Writer-director Adam Leon’s feature debut, “Gimme the Loot,” which takes place in the Bronx over two hot summer days, is just such a film. It had good buzz at Cannes last year, and it’s been making the festival circuit to rightful acclaim. From the sound of it, it might be mistaken for yet another micro-budget gabfest about self-absorbed teenagers.

Sofia (Tashiana Washington) and Malcolm (Ty Hickson) are bickering buddies and fellow graffiti guerrillas. They want to one-up a rival gang of taggers by decorating (or defacing, depending on your point of view) the giant Home Run Apple that pops up at the New York MetsCiti Field whenever the home team knocks one out.
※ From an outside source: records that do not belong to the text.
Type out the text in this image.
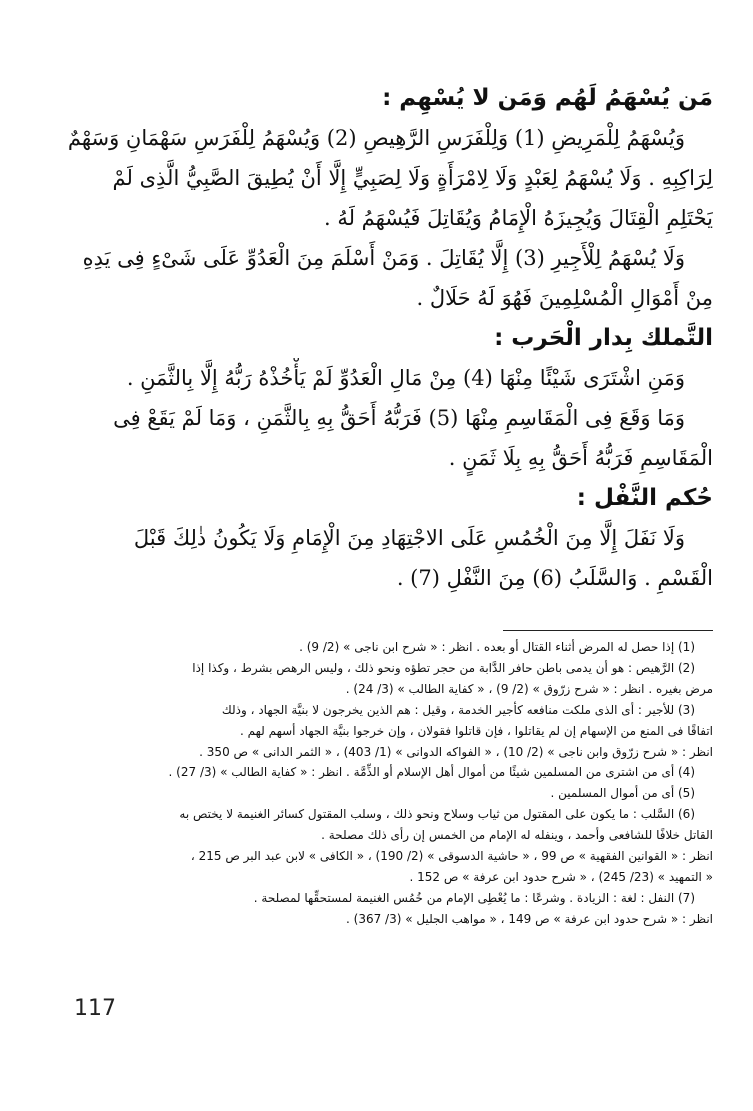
مَن يُسْهَمُ لَهُم وَمَن لا يُسْهِم :
وَيُسْهَمُ لِلْمَرِيضِ (1) وَلِلْفَرَسِ الرَّهِيصِ (2) وَيُسْهَمُ لِلْفَرَسِ سَهْمَانِ وَسَهْمٌ
لِرَاكِبِهِ . وَلَا يُسْهَمُ لِعَبْدٍ وَلَا لِامْرَأَةٍ وَلَا لِصَبِيٍّ إِلَّا أَنْ يُطِيقَ الصَّبِيُّ الَّذِى لَمْ
يَحْتَلِمِ الْقِتَالَ وَيُجِيزَهُ الْإِمَامُ وَيُقَاتِلَ فَيُسْهَمُ لَهُ .
وَلَا يُسْهَمُ لِلْأَجِيرِ (3) إِلَّا يُقَاتِلَ . وَمَنْ أَسْلَمَ مِنَ الْعَدُوِّ عَلَى شَىْءٍ فِى يَدِهِ
مِنْ أَمْوَالِ الْمُسْلِمِينَ فَهُوَ لَهُ حَلَالٌ .
التَّملك بِدار الْحَرب :
وَمَنِ اشْتَرَى شَيْئًا مِنْهَا (4) مِنْ مَالِ الْعَدُوِّ لَمْ يَأْخُذْهُ رَبُّهُ إِلَّا بِالثَّمَنِ .
وَمَا وَقَعَ فِى الْمَقَاسِمِ مِنْهَا (5) فَرَبُّهُ أَحَقُّ بِهِ بِالثَّمَنِ ، وَمَا لَمْ يَقَعْ فِى
الْمَقَاسِمِ فَرَبُّهُ أَحَقُّ بِهِ بِلَا ثَمَنٍ .
حُكم النَّفْل :
وَلَا نَفَلَ إِلَّا مِنَ الْخُمُسِ عَلَى الاجْتِهَادِ مِنَ الْإِمَامِ وَلَا يَكُونُ ذٰلِكَ قَبْلَ
الْقَسْمِ . وَالسَّلَبُ (6) مِنَ النَّفْلِ (7) .
(1) إذا حصل له المرض أثناء القتال أو بعده . انظر : « شرح ابن ناجى » (2/ 9) .
(2) الرَّهيص : هو أن يدمى باطن حافر الدَّابة من حجر تطؤه ونحو ذلك ، وليس الرهص بشرط ، وكذا إذا
مرض بغيره . انظر : « شرح زرّوق » (2/ 9) ، « كفاية الطالب » (3/ 24) .
(3) للأجير : أى الذى ملكت منافعه كأجير الخدمة ، وقيل : هم الذين يخرجون لا بنيَّة الجهاد ، وذلك
اتفاقًا فى المنع من الإسهام إن لم يقاتلوا ، فإن قاتلوا فقولان ، وإن خرجوا بنيَّة الجهاد أسهم لهم .
انظر : « شرح زرّوق وابن ناجى » (2/ 10) ، « الفواكه الدوانى » (1/ 403) ، « الثمر الدانى » ص 350 .
(4) أى من اشترى من المسلمين شيئًا من أموال أهل الإسلام أو الذِّمَّة . انظر : « كفاية الطالب » (3/ 27) .
(5) أى من أموال المسلمين .
(6) السَّلب : ما يكون على المقتول من ثياب وسلاح ونحو ذلك ، وسلب المقتول كسائر الغنيمة لا يختص به
القاتل خلافًا للشافعى وأحمد ، وينفله له الإمام من الخمس إن رأى ذلك مصلحة .
انظر : « القوانين الفقهية » ص 99 ، « حاشية الدسوقى » (2/ 190) ، « الكافى » لابن عبد البر ص 215 ،
« التمهيد » (23/ 245) ، « شرح حدود ابن عرفة » ص 152 .
(7) النفل : لغة : الزيادة . وشرعًا : ما يُعْطِى الإمام من خُمُس الغنيمة لمستحقِّها لمصلحة .
انظر : « شرح حدود ابن عرفة » ص 149 ، « مواهب الجليل » (3/ 367) .
117
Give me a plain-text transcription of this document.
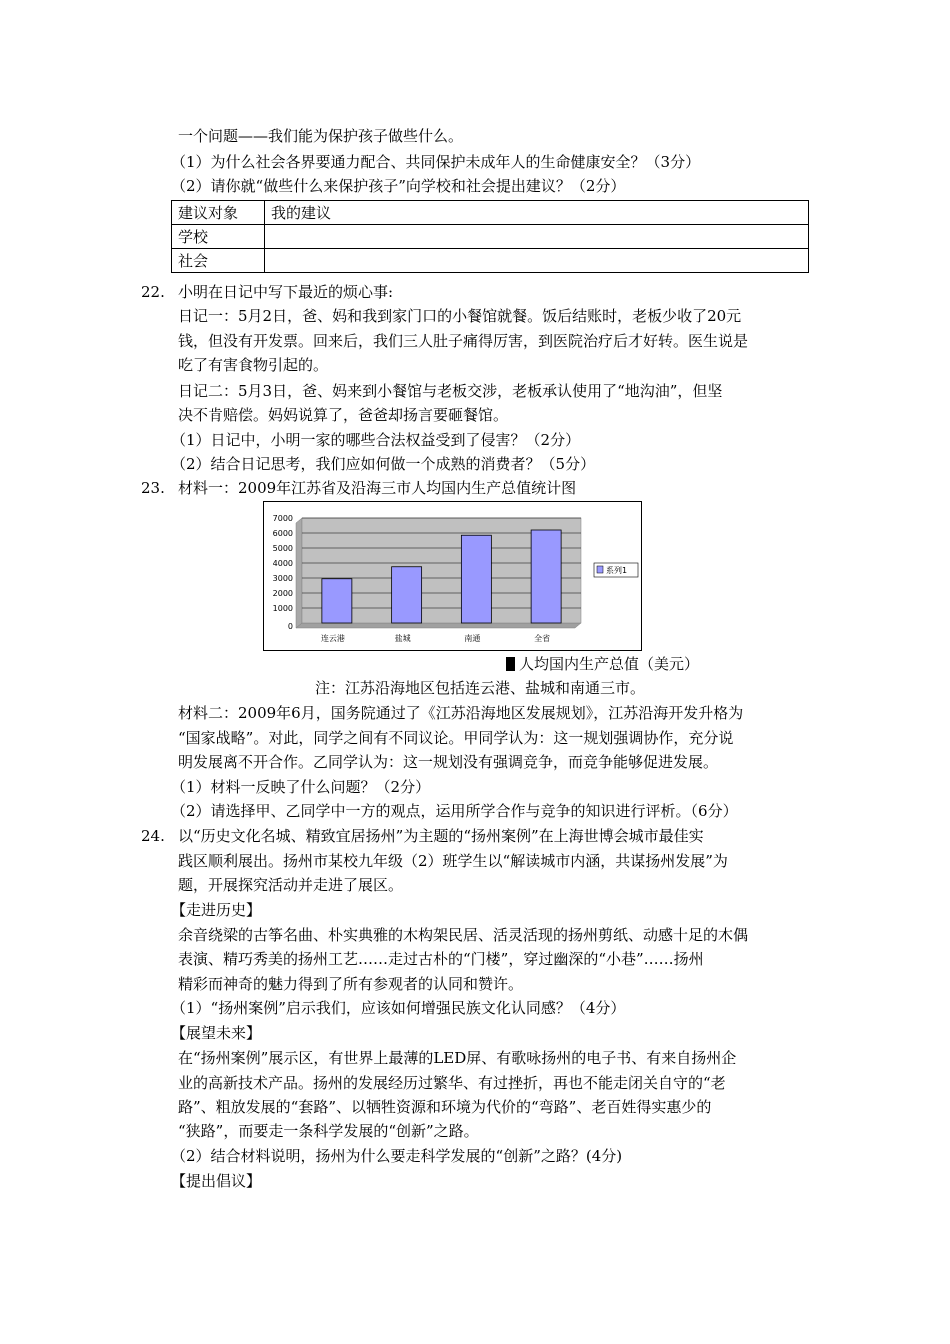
一个问题——我们能为保护孩子做些什么。
（1）为什么社会各界要通力配合、共同保护未成年人的生命健康安全？（3分）
（2）请你就“做些什么来保护孩子”向学校和社会提出建议？（2分）
建议对象	我的建议
学校	
社会	
22. 小明在日记中写下最近的烦心事:
日记一：5月2日，爸、妈和我到家门口的小餐馆就餐。饭后结账时，老板少收了20元
钱，但没有开发票。回来后，我们三人肚子痛得厉害，到医院治疗后才好转。医生说是
吃了有害食物引起的。
日记二：5月3日，爸、妈来到小餐馆与老板交涉，老板承认使用了“地沟油”，但坚
决不肯赔偿。妈妈说算了，爸爸却扬言要砸餐馆。
（1）日记中，小明一家的哪些合法权益受到了侵害？（2分）
（2）结合日记思考，我们应如何做一个成熟的消费者？（5分）
23. 材料一：2009年江苏省及沿海三市人均国内生产总值统计图
0
1000
2000
3000
4000
5000
6000
7000
连云港	盐城	南通	全省
系列1
人均国内生产总值（美元）
注：江苏沿海地区包括连云港、盐城和南通三市。
材料二：2009年6月，国务院通过了《江苏沿海地区发展规划》，江苏沿海开发升格为
“国家战略”。对此，同学之间有不同议论。甲同学认为：这一规划强调协作，充分说
明发展离不开合作。乙同学认为：这一规划没有强调竞争，而竞争能够促进发展。
（1）材料一反映了什么问题？（2分）
（2）请选择甲、乙同学中一方的观点，运用所学合作与竞争的知识进行评析。（6分）
24. 以“历史文化名城、精致宜居扬州”为主题的“扬州案例”在上海世博会城市最佳实
践区顺利展出。扬州市某校九年级（2）班学生以“解读城市内涵，共谋扬州发展”为
题，开展探究活动并走进了展区。
【走进历史】
余音绕梁的古筝名曲、朴实典雅的木构架民居、活灵活现的扬州剪纸、动感十足的木偶
表演、精巧秀美的扬州工艺……走过古朴的“门楼”，穿过幽深的“小巷”……扬州
精彩而神奇的魅力得到了所有参观者的认同和赞许。
（1）“扬州案例”启示我们，应该如何增强民族文化认同感？（4分）
【展望未来】
在“扬州案例”展示区，有世界上最薄的LED屏、有歌咏扬州的电子书、有来自扬州企
业的高新技术产品。扬州的发展经历过繁华、有过挫折，再也不能走闭关自守的“老
路”、粗放发展的“套路”、以牺牲资源和环境为代价的“弯路”、老百姓得实惠少的
“狭路”，而要走一条科学发展的“创新”之路。
（2）结合材料说明，扬州为什么要走科学发展的“创新”之路？(4分)
【提出倡议】
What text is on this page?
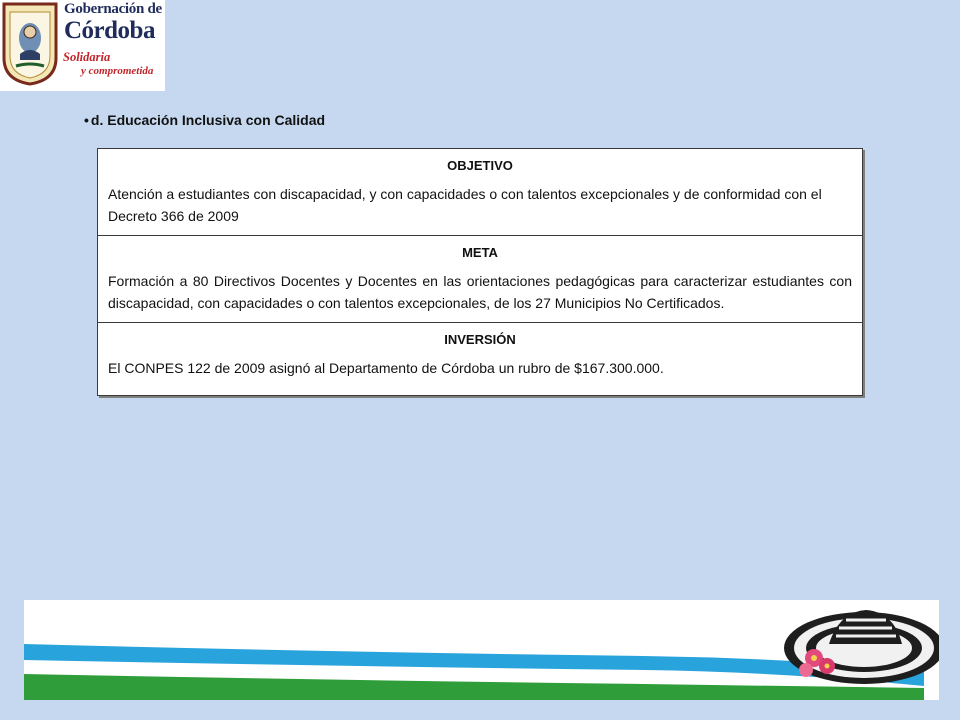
Gobernación de
Córdoba
Solidaria
y comprometida
• d. Educación Inclusiva con Calidad
OBJETIVO
Atención a estudiantes con discapacidad, y con capacidades o con talentos excepcionales y de conformidad con el Decreto 366 de 2009

META
Formación a 80 Directivos Docentes y Docentes en las orientaciones pedagógicas para caracterizar estudiantes con discapacidad, con capacidades o con talentos excepcionales, de los 27 Municipios No Certificados.

INVERSIÓN
El CONPES 122 de 2009 asignó al Departamento de Córdoba un rubro de $167.300.000.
To do this, they need to scrounge $500 to bribe their way inside the stadium (hence the film’s title).

It soon becomes clear that their quest for cash, which takes the form of cadging money at illicit bodegas and selling marijuana, is getting them nowhere fast. It’s also clear that, for Leon, it’s the quest and not the payoff that matters. Sofia and Malcolm are avid but hopelessly inept con artists.

The movie is not about scoring and tagging; it’s about the romantic connection between Sofia and Malcolm. It’s a character movie, not a caper movie. The duo’s connection is romantic without being carnal. Although it’s obvious that Malcolm is enamored of Sofia, he can’t quite let on to her (or himself) about it. The attraction on his part is obvious: Sofia is pretty and sharp and sassy. He, on the other hand, is so gangly and cooled-out that their collusion seems almost contrapuntal. She’s staccato; he’s legato.